Data gaps in 20+ states blinded leaders to threat of delta variant, officials say 

Jackie Drees -

More than 20 states are still struggling to fill key gaps in COVID-19 case and hospitalization data reporting as the delta variant surges across the country, Politico reported Sept. 2. 

Seven things to know: 

1. With contract tracing efforts stalling in states such as Louisiana over the past year and thousands of labs still not sending in test results electronically, health departments across the U.S. are experiencing slowdowns in COVID-19 surveillance operations. 

2. Health officials in at least 20 states told Politico that their data systems and the patchwork surveillance process were never going to hold up against the delta variant, which is two to three times more contagious than the original strain of COVID-19, according to the report. 

3. Lee Mendoza, health informatics director at the Louisiana health department, told the publication that the recent surge coupled with the lack of improvements in data reporting feels like when the pandemic first began in 2020. 

"It is a little bit like we're back at the beginning because cases are going up so quickly.
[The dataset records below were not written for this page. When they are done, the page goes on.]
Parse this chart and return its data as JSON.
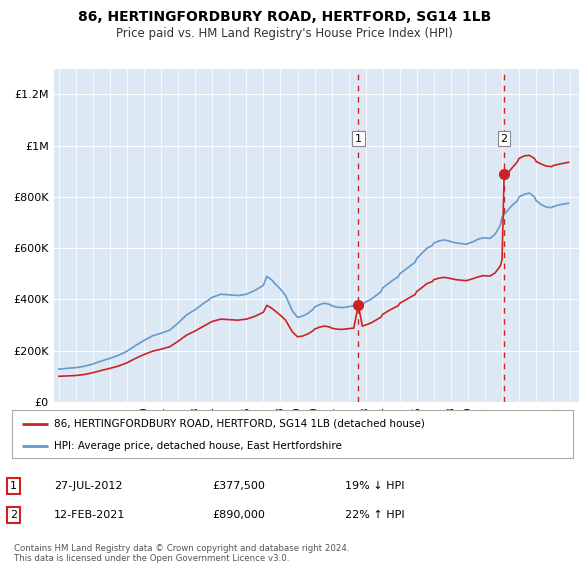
{
  "title": "86, HERTINGFORDBURY ROAD, HERTFORD, SG14 1LB",
  "subtitle": "Price paid vs. HM Land Registry's House Price Index (HPI)",
  "legend_line1": "86, HERTINGFORDBURY ROAD, HERTFORD, SG14 1LB (detached house)",
  "legend_line2": "HPI: Average price, detached house, East Hertfordshire",
  "annotation1_date": "27-JUL-2012",
  "annotation1_price": "£377,500",
  "annotation1_hpi": "19% ↓ HPI",
  "annotation1_year": 2012.57,
  "annotation1_value": 377500,
  "annotation2_date": "12-FEB-2021",
  "annotation2_price": "£890,000",
  "annotation2_hpi": "22% ↑ HPI",
  "annotation2_year": 2021.12,
  "annotation2_value": 890000,
  "footer": "Contains HM Land Registry data © Crown copyright and database right 2024.\nThis data is licensed under the Open Government Licence v3.0.",
  "hpi_color": "#6699cc",
  "price_color": "#cc2222",
  "background_color": "#dce9f5",
  "ylim_max": 1300000,
  "xlim_start": 1994.7,
  "xlim_end": 2025.5
}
Hospitalizations have gone up so quickly … testing has gone up so quickly," he said. "The demands on our time, both in terms of data requests, information and additional reporting is just really increasing at a pace that's very difficult." 

4. Louisiana's health department cannot perform in-house genomic sequencing on virus samples, so it has teamed up with academic organizations to increase the number of samples it sends for sequencing each month. In June, the state had sequenced 418 COVID-19 specimens; by the end of July, that number jumped to 1,672, according to the report. 

5. Despite its academic partnerships, Louisiana said it is still not sequencing as many virus samples as it wants and lab glitches and errors in hospitalization information have created blind spots in key datasets. 

6. When asked about their efforts to collect data, streamline reporting and examine the information, health officials "often replied with a sigh," according to the report. These leaders told the publication that the worst part about the situation is that the breakdowns in gathering and processing the public health data were largely avoidable. 

7. For years, health officials have urged the federal government to put more resources into revamping the U.S.'s public health infrastructure. Because states often track diseases in different ways, their systems don't talk to one another and don't always allow officials to load case data automatically from one outbreak investigation to the next, according to the report.